Samedi 19 février : Ange, To be or not to be, Lubitsch le patron, La veuve joyeuse.

Dimanche 20 février : The shop around the corner, Ninotchka

Samedi 19, accueil des premiers stagiaires à la cafétaria à 9h30 et intervention de N. T. Binh avant la projection à 10h00 de Ange

Dès son arrivée à Hollywood, Lubitsch possède le final's cut. Il devient son propre producteur afin de maintenir ce privilège exceptionnel. Au générique des films apparait ainsi "A Lubitsch production" avant qu'il ne soit aussi crédité de la réalisation. Sa réputation en la matière grandit. Il est surnommé "The director of the directors" car chacun cherche à s'inspirer de ses films.

Comme producteur, il doit non seulement en contrôler le budget mais surtout être à l'initiative de l'œuvre et a la charge de la mener à bien. Lubitsch contrôle l'ensemble de la chaine de réalisation de son film. Il achète les droits des œuvres à adapter. Il choisit les acteurs et n'hésite pas à proposer des échanges pour des acteurs sous contrat avec d'autres studios. Il choisit les scénaristes. Chacun d'eux raconte combien Lubitsch devrait être crédité de la fonction de coscénariste tant il les pousse à tirer le meilleur parti de chaque situation. Lubitsch assiste aussi tous les jours au montage et les monteurs témoigneront aussi de cette pratique exceptionnelle.

Lubitsch utilise aussi les projections tests auprès du public (pratique en général redoutée des réalisateur tant le public peut passer à côté de ce qui leur teint à cœur et se faire ensuite censurer par leur producteur) pour mettre au point sa mise en scène et pratiquer des ratakes (pour affiner ou préciser une signification, un gag).

Lubitsch se plait à la Paramount, studio où, contrairement à la MGM, ce ne sont pas les stars autour desquels se font les films mais plutôt les réalisateurs tels Cecil B. de Mille ou Joseph von Stenberg. La Paramount est cependant mal gérée, plusieurs fois au bord de la faillite. En 1935, ses dirigeants choisissent, pour l'unique fois dans l'histoire des studios hollywoodiens, un réalisateur comme directeur. Ils auraient pu choisir Cecil B. DeMille dont les succès populaires sont plus importants mais leur choix se porte sur Lubitsch dont le prestige est tout aussi grand et qui est connu pour sa rigueur et sa responsabilité envers les budgets qui lui sont confié.

Au bout d'un an, Lubitsch est néanmoins remercié. Non pas qu'il ait mal géré le studio, dont les recettes ont légèrement augmenté, mais parce qu'il a fini par se mettre tout le monde à dos. Incapable de déléguer, il veut que chaque film qui sorte soit digne de lui et se heurte aux egos. Mae West ou Sternberg sont excédés d'un perfectionnisme tout azimut.

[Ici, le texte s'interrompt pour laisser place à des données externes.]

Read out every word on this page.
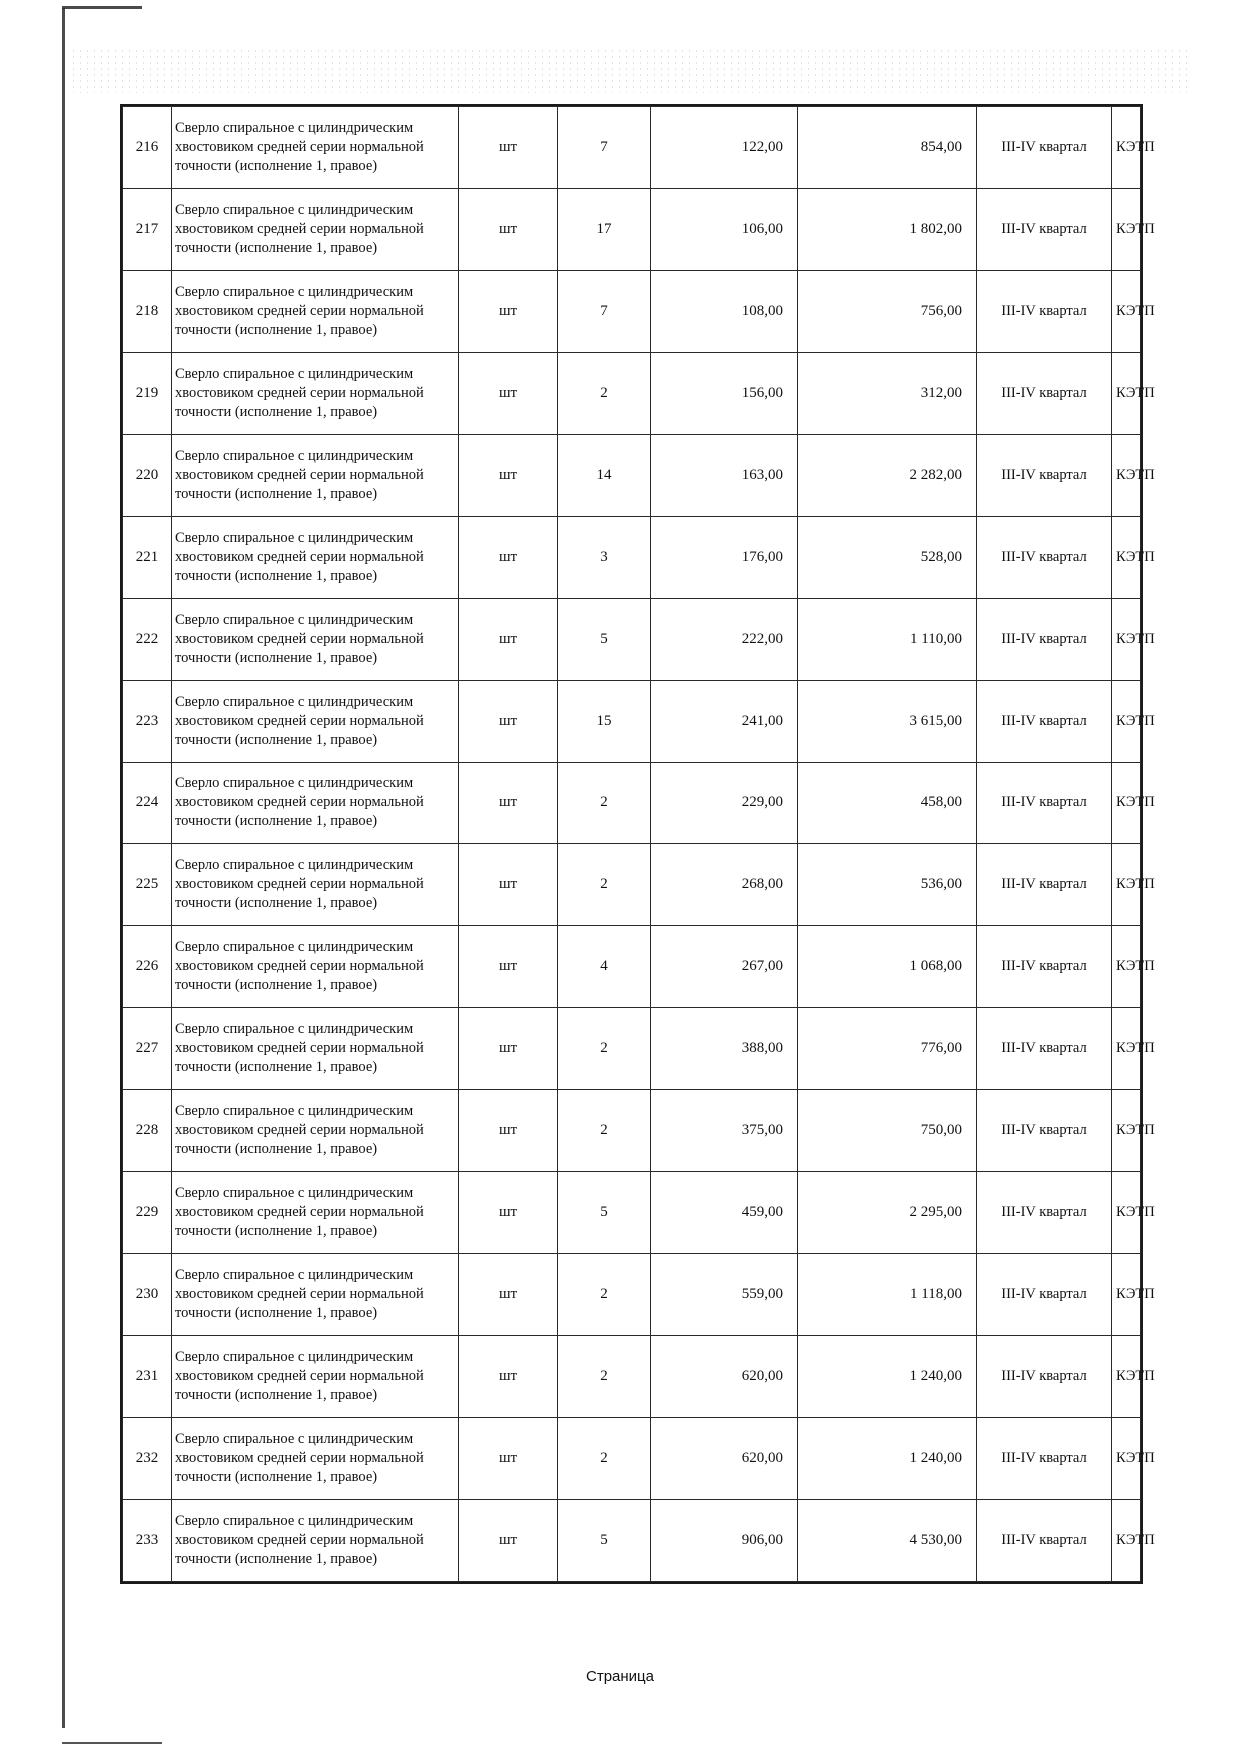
216	Сверло спиральное с цилиндрическим хвостовиком средней серии нормальной точности (исполнение 1, правое)	шт	7	122,00	854,00	III-IV квартал	КЭТП
217	Сверло спиральное с цилиндрическим хвостовиком средней серии нормальной точности (исполнение 1, правое)	шт	17	106,00	1 802,00	III-IV квартал	КЭТП
218	Сверло спиральное с цилиндрическим хвостовиком средней серии нормальной точности (исполнение 1, правое)	шт	7	108,00	756,00	III-IV квартал	КЭТП
219	Сверло спиральное с цилиндрическим хвостовиком средней серии нормальной точности (исполнение 1, правое)	шт	2	156,00	312,00	III-IV квартал	КЭТП
220	Сверло спиральное с цилиндрическим хвостовиком средней серии нормальной точности (исполнение 1, правое)	шт	14	163,00	2 282,00	III-IV квартал	КЭТП
221	Сверло спиральное с цилиндрическим хвостовиком средней серии нормальной точности (исполнение 1, правое)	шт	3	176,00	528,00	III-IV квартал	КЭТП
222	Сверло спиральное с цилиндрическим хвостовиком средней серии нормальной точности (исполнение 1, правое)	шт	5	222,00	1 110,00	III-IV квартал	КЭТП
223	Сверло спиральное с цилиндрическим хвостовиком средней серии нормальной точности (исполнение 1, правое)	шт	15	241,00	3 615,00	III-IV квартал	КЭТП
224	Сверло спиральное с цилиндрическим хвостовиком средней серии нормальной точности (исполнение 1, правое)	шт	2	229,00	458,00	III-IV квартал	КЭТП
225	Сверло спиральное с цилиндрическим хвостовиком средней серии нормальной точности (исполнение 1, правое)	шт	2	268,00	536,00	III-IV квартал	КЭТП
226	Сверло спиральное с цилиндрическим хвостовиком средней серии нормальной точности (исполнение 1, правое)	шт	4	267,00	1 068,00	III-IV квартал	КЭТП
227	Сверло спиральное с цилиндрическим хвостовиком средней серии нормальной точности (исполнение 1, правое)	шт	2	388,00	776,00	III-IV квартал	КЭТП
228	Сверло спиральное с цилиндрическим хвостовиком средней серии нормальной точности (исполнение 1, правое)	шт	2	375,00	750,00	III-IV квартал	КЭТП
229	Сверло спиральное с цилиндрическим хвостовиком средней серии нормальной точности (исполнение 1, правое)	шт	5	459,00	2 295,00	III-IV квартал	КЭТП
230	Сверло спиральное с цилиндрическим хвостовиком средней серии нормальной точности (исполнение 1, правое)	шт	2	559,00	1 118,00	III-IV квартал	КЭТП
231	Сверло спиральное с цилиндрическим хвостовиком средней серии нормальной точности (исполнение 1, правое)	шт	2	620,00	1 240,00	III-IV квартал	КЭТП
232	Сверло спиральное с цилиндрическим хвостовиком средней серии нормальной точности (исполнение 1, правое)	шт	2	620,00	1 240,00	III-IV квартал	КЭТП
233	Сверло спиральное с цилиндрическим хвостовиком средней серии нормальной точности (исполнение 1, правое)	шт	5	906,00	4 530,00	III-IV квартал	КЭТП
Страница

Lubitsch revient donc à la mise en scène avec Angel. Ce chef d'œuvre qui sera plébiscité par les cinéphiles français dans les années 50 60 est pourtant un échec aux Etats-Unis. Il s'agit, comme souvent, de l'adaptation d'une pièce mineure retravaillée par Lubitsch en comédie mélancolique sur la gravité des sentiments. Elle sera jugée trop sophistiquée, trop européenne, conventionnelle et compassée par la critique américaine.


Lubitsch laisse le spectateur travailler. Il ne faut pas lui assener ce qu'il doit comprendre tout seul. Il faut lui montrer deux + deux. Le quatre doit venir dans la tête du spectateur. Dans le triangle amoureux classique : femme, mari, amant l'un des trois, chez Lubitsch, ignore quelque chose que les deux autres et le spectateur savent. Il ya moins de surprise que de suspense car le spectateur attend la réaction de celui qui ne sait pas. Complice de la mise en scène le spectateur est gratifié de la de la réaction du personnage qu'il attendait. Cet art de moins montrer pour mieux suggérer, Lubitsch l'avait déjà acquis auprès de la Warner, toujours en manque d'argent. Marie Pickford s'était plainte de ce qu'il s'intéressait moins aux acteurs qu'aux portes.

En 1934 le code Hays, en vigueur depuis 1920, est durci. Lubitsch joue de la censure pour mieux suggérer qu'Ange travaillait autrefois dans une maison close. Plus difficile de montrer que les époux n'ont plus de relations sexuelles alors qu'il est, de toutes façons, interdit de les suggérer, même entre époux. Les studios, qui ont eux-mêmes mis en place l'autocensure, ne sont toutefois pas dupe des ruses de Lubitsch et l'encourage à faire passer ces idées subversives tant qu'elles ne transgressent pas le code.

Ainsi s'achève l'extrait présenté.